Even with this issue, there's no question which presidential candidate won each of the state’s House seats; still, we strive to make our estimates as precise as possible. Luckily, Alabama does include the total number of unassigned votes cast in each district in each county (though not their breakdowns by candidate), which is important information that is rarely available.
For example, in Jefferson County, which is the largest in the state, approximately 327,000 ballots were cast, with about 50,000 not assigned to any precinct. However, thanks to the state's data, we do know that 26,000 of these unassigned ballots were cast in the 6th Congressional District and the balance cast in the 7th.

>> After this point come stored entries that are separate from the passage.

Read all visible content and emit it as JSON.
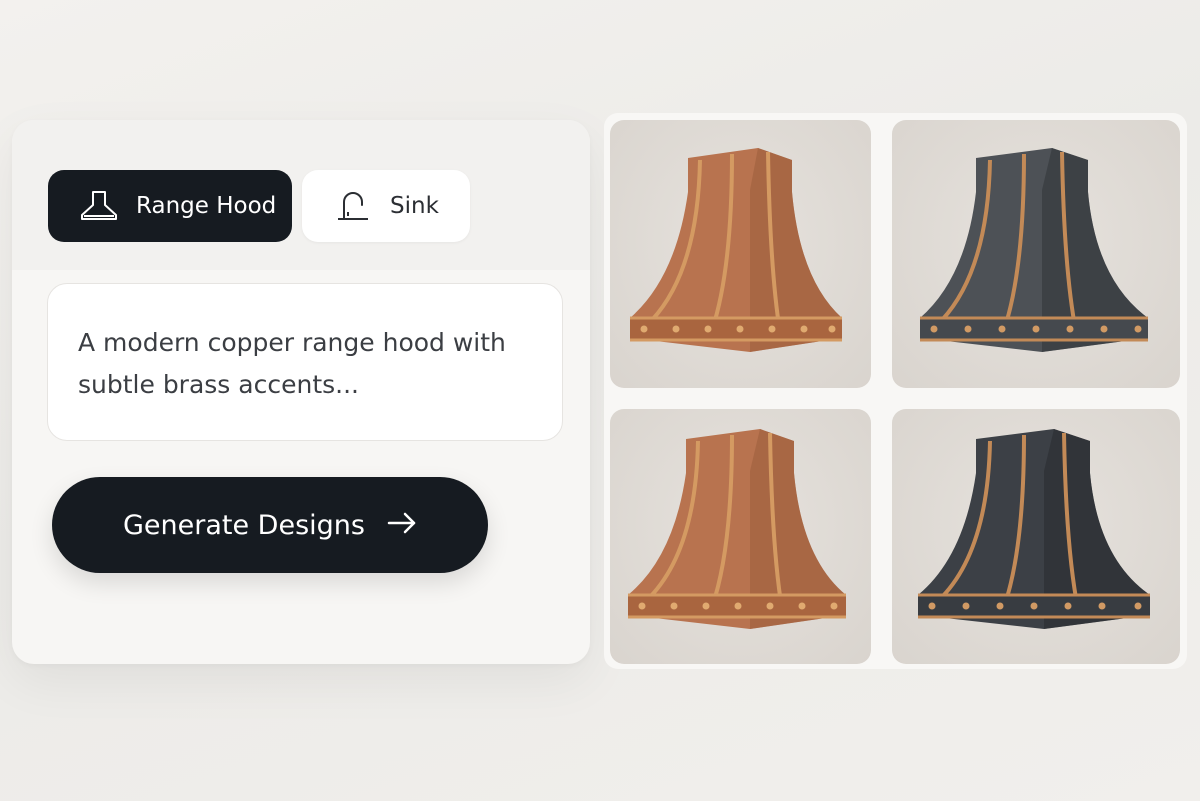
{
  "tabs": [
    {
      "label": "Range Hood",
      "icon": "range-hood-icon",
      "active": true
    },
    {
      "label": "Sink",
      "icon": "faucet-icon",
      "active": false
    }
  ],
  "prompt": {
    "text": "A modern copper range hood with subtle brass accents..."
  },
  "generate_button": {
    "label": "Generate Designs",
    "icon": "arrow-right-icon"
  },
  "results": [
    {
      "finish": "copper",
      "body": "#b8734f",
      "trim": "#d49a62"
    },
    {
      "finish": "dark steel",
      "body": "#4d5156",
      "trim": "#c38a57"
    },
    {
      "finish": "copper",
      "body": "#b8734f",
      "trim": "#d49a62"
    },
    {
      "finish": "dark steel",
      "body": "#3c4046",
      "trim": "#c38a57"
    }
  ],
  "colors": {
    "dark": "#161b21",
    "panel": "#f7f6f4",
    "accent_copper": "#b8734f"
  }
}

We use this information to more accurately assign these votes by congressional district. We start by assuming that how a candidate’s supporters choose to cast their ballots is similar no matter where they live. For example, if 30% of Biden voters choose to vote absentee in District A, we assume somewhere around 30% of Biden voters will also choose to vote absentee in District B. (We've validated this assumption by testing it in other states that make more detailed vote breakdowns available.) This assumption is then used to calculate an initial estimate of votes for each candidate in each district in a county.
We then use the total number of unassigned votes cast in each district in each county to adjust our initial estimates so the totals match. Finally, we adjust the number of votes again so the number of unassigned votes for each candidate in the whole county matches the official results.
These estimates are not perfect, and they do introduce some error into our final numbers; we suspect the error for Alabama districts is about one percentage point or less for a candidate’s vote share districtwide, based on calculations in other states where vote count by type of ballot is known. However, we believe this method allows us to assign these previously unassigned votes as precisely as possible to their proper congressional district.